1) we don't get increasingly bigger and more powerful systems

2) we're behind some previously existing "no crisis" state

Both (1) and (2) are factually wrong.

Projects running over-budge, over-time, often not meet requirements etc, are not a crisis in the actual meaning of the world.

It's just a normal state of affairs.

And despite that we have got from the laughingly primitive software in the 50s and 60s, to the software "eating the world" today, and have systems with 10 to 100 or 1000 more lines of code, and way more functionality -- even in our pockets.

If only "crisis" looked that way in other domains too.

It's not a crisis, it's just unrealistic expectations.

Even if we could do 100x better in the _future_, it wouldn't justify the term crisis for the state we're in, and have been for decades.


> Both (1) and (2) are factually wrong.

You are factually wrong because you know only the status quo that emerged from that crisis.
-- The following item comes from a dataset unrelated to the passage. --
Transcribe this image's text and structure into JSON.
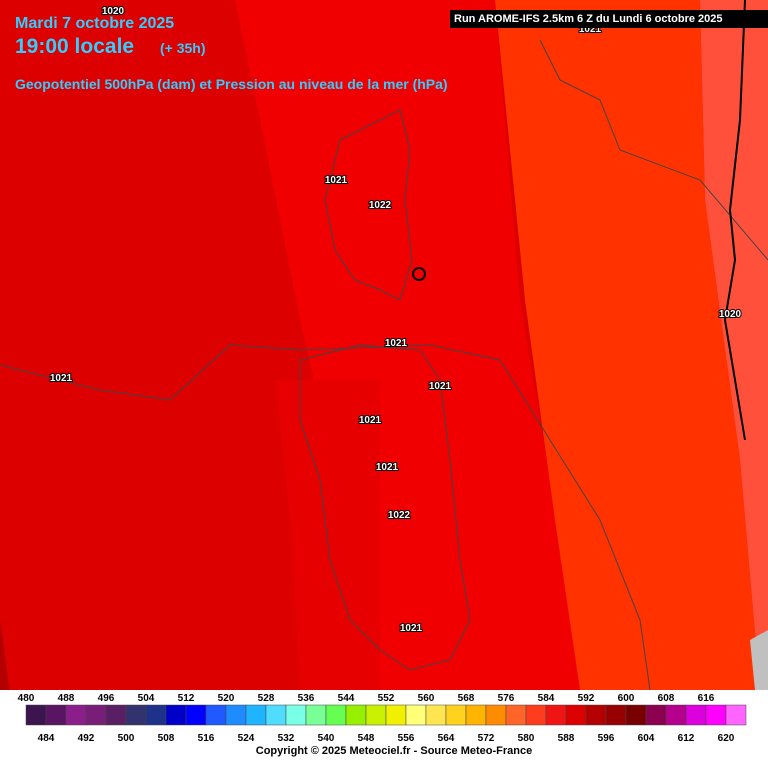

> Projects running over-budge, over-time, often not meet requirements etc, are not a crisis in the actual meaning of the world.

> It's just a normal state of affairs.

To you it is.

To the people in the 1960s, it wasn't.

Because they had previously experienced a state where the hardware imposed such drastical limits on the possible size and complexity of software that each programmer working on a project could intimately know and understand every piece of code in it and the requirements that influenced it.

The change from that to one where programmers understand only part of a project is absolutely fundamental and completely changes the way you have to work to achieve your goals. Now your project will fail if you cannot manage and divide-and-conquer its complexity in some way.